Burton died in Switzerland in 1984 from a brain haemorrhage. His final letter to Taylor was delivered when she returned home to California after his funeral.


Letters are easy to miss because they are so nice. But communication has changed. What used to be a tangible, private exchange of depth between two people has become a watered-down, individualistic, series of exchanges that values brevity. Online communication encourages us to reprioritise information from the important to the inane and go down cul-de-sacs like those on the newish social network Formspring, where you set up a profile and people ask you questions about yourself. Ugh. We can confuse ourselves into thinking that we are more connected than ever. But many weak connections don't equal a few strong ones.

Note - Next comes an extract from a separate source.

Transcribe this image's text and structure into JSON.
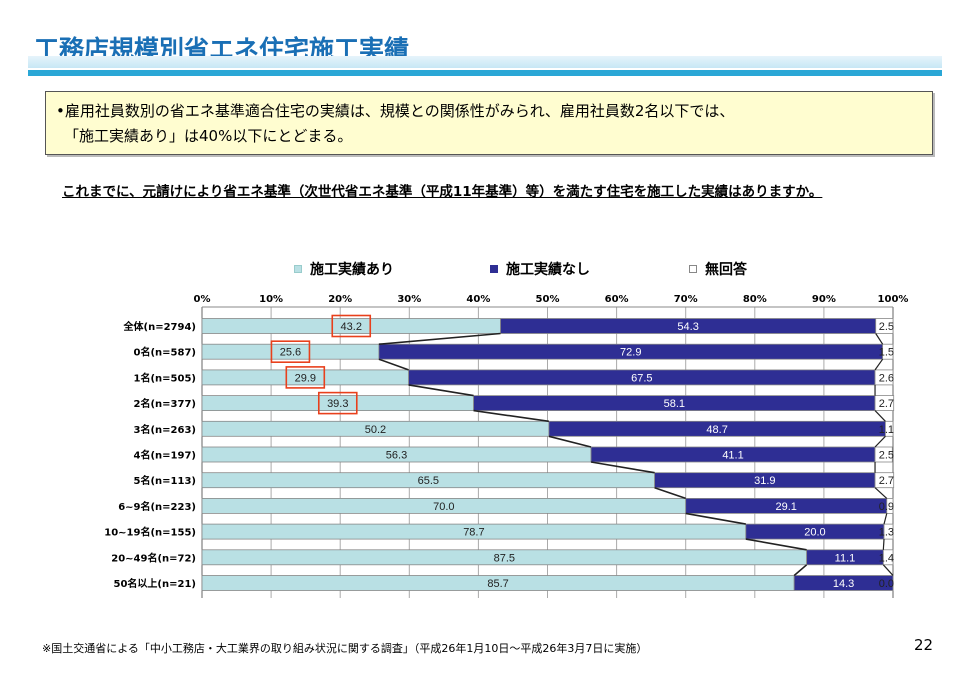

Like most nerds, I was a furious letter writer before email and Facebook dulled communication beyond recognition. (Twitter is different: I find it quite entertaining and useful. Its snappiness is part of its charm. Although ask me again in a year.) But does anyone write anymore? I wrote a letter on a typewriter last week to a friend who has moved to Spain. After typing a rather structureless, meandering but nevertheless cathartic mess of three A4 pages, I realised I couldn't remember the last time I had written one.


Most of the letters I receive these days prompt angry phone calls to so-called 'customer service' helplines. Others – the ones that look really important – with bank logos and what-not on the envelopes, I don't even open and just shove underneath the coffee table in the hope they'll be "accidentally" thrown out.


Our relationship with letters has changed. Most of the letters we interact with are scary letters: endless bank statements because once upon a time you ticked a box on some application requesting a printed review of your depleting finances every two days, a crooked organisation asking you to hand over all of your worldly possessions in a black bag which they will collect and dispense "to countries like Africa and Ukraine", or maybe a postcard from some (soon to be ex) friend who's whooping it up in Sydney while you're crying on the phone to an electricity company.


Brevity is currency in the exchange of information and general communication today. Sure nobody has any time to be reading wads of writing paper. A simple text message, something like "u r hot", is enough to sustain written romance in relationships, right? Maybe writing something longer on your partner's Facebook wall, perhaps "u r hot" accompanied by a YouTube video of Snoop Doggy Dog's 'Drop It Like It's Hot', or a kitten doing something cute, for example. These are not recommendations, just examples, so don't blame me if you get dumped (via text message, probably).


It's remarkably touching how passionately Burton wrote. What is also touching is how Taylor kept his letters for all these years.


Our own personal archives of communication and correspondence are rapidly depleting in their tangibility.


That said, one of Burton's letter nicknames for Taylor was 'Twit Twaddle' which is quite Twitter-esque, but that's just an accident, and you can't put all your emails and Facebook messages in a box in the attic to be rediscovered years later.


I was in Amsterdam last weekend and paid a visit to the house where Anne Frank and her family hid during World War II. Her diaries are displayed in the museum; notebooks and notebooks of letters to her diary 'Kitty' in perfectly neat writing, all kept as a record of her rather monotonous time in the annexe. What was a simple exercise for her turned into a remarkable book that changed the world. Think about it – what will we have to show for ourselves?